Sur la base des dépôts publics limités actuellement publiés par les grandes entreprises de Wall Street gérant des milliards de dollars de fonds de pension, la législation de Kim, si elle réussit, pourrait révéler les comportements révélateurs des opérateurs financiers impliqués.

Par exemple, les entreprises admettent déjà qu’elles donneront la préférence à certains investisseurs plutôt qu’à d’autres. Claren Road Asset Management, une filiale du groupe Carlyle, déclare dans un dossier auprès de la SEC que “ses filiales et son personnel peuvent donner des conseils ou prendre des mesures pour leurs propres comptes qui peuvent différer, entrer en conflit avec ou être défavorables aux conseils donnés ou aux mesures prises. pour les Clients.

En effet, de telles dispositions – qui sont répandues dans l’ensemble du secteur financier – signifient que les amis et la famille bien connectés des cadres supérieurs de l’investissement alternatif pourraient bénéficier d’un traitement préférentiel par rapport aux investisseurs ordinaires des fonds de pension publics dans les mêmes véhicules d’investissement.

Les contrats que nous avons obtenus ont également montré que les gestionnaires exigeront une renonciation aux procès devant jury et qu’ils indemnisent les cadres supérieurs de toute responsabilité envers le fonds pour toute activité “qui n’est pas en violation substantielle du présent accord et ne constitue pas une fraude, une négligence grave, ou faute intentionnelle. » Un tel langage signifie que le gestionnaire est isolé de presque tous les cas d’inconduite qui sont prouvables devant un tribunal, car les normes juridiques de « fraude pure et simple » ou de « faute volontaire » sont des normes très élevées à respecter.

Siedle dit qu’il a même lu des contrats qui renoncent à l’obligation traditionnellement sacrée des managers d’agir dans le meilleur intérêt de leurs clients.

New York a été au centre d’allégations de corruption liées à des investissements alternatifs obscurs. L’ancien contrôleur municipal Alan Hevesi, par exemple, a été reconnu coupable d’avoir vendu l’accès au fonds de pension à des sociétés de capital-investissement, dont le groupe Carlyle.
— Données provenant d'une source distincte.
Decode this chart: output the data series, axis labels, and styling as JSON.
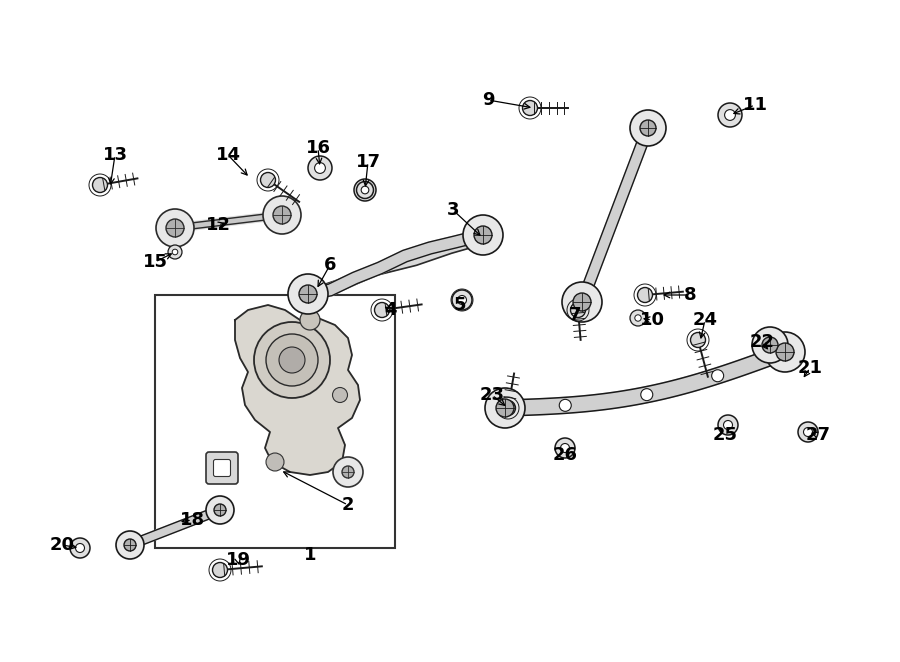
{
  "bg_color": "#ffffff",
  "line_color": "#1a1a1a",
  "fig_width": 9.0,
  "fig_height": 6.62,
  "label_fontsize": 13,
  "label_fontweight": "bold",
  "part_color": "#ffffff",
  "part_edge": "#1a1a1a",
  "shade_color": "#d8d8d8",
  "dark_shade": "#a8a8a8"
}
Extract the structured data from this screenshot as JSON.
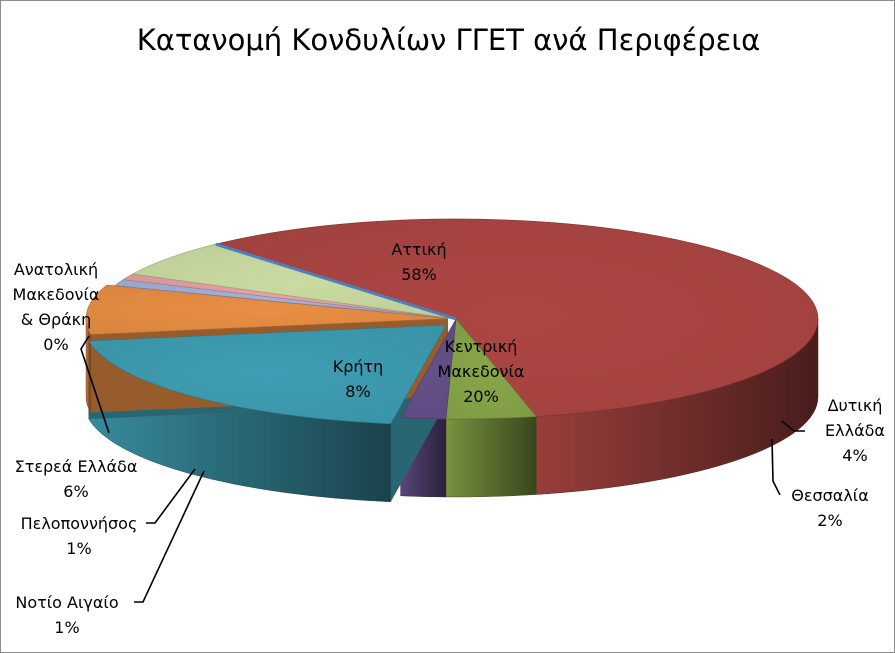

Malgré l’engagement du contrôleur actuel Tom DiNapoli d’achever une refonte éthique du département, des manquements éthiques majeurs se sont produits sous sa surveillance. Le responsable des revenus fixes du système de retraite de 2014 à 2016, Navnoor Kang, a été condamné à une peine de prison en 2018 pour avoir accepté des pots-de-vin de courtiers après avoir incorrectement accepté des cadeaux de vendeurs lors de son dernier emploi.

Pendant ce temps, l’ancienne directrice des investissements de DiNapoli, Vicki Fuller, a rejoint Blackstone en 2020 après avoir quitté son emploi au sein du fonds de pension. Sous la surveillance de Fuller, Blackstone a fait de nombreuses affaires avec le fonds de pension de la ville.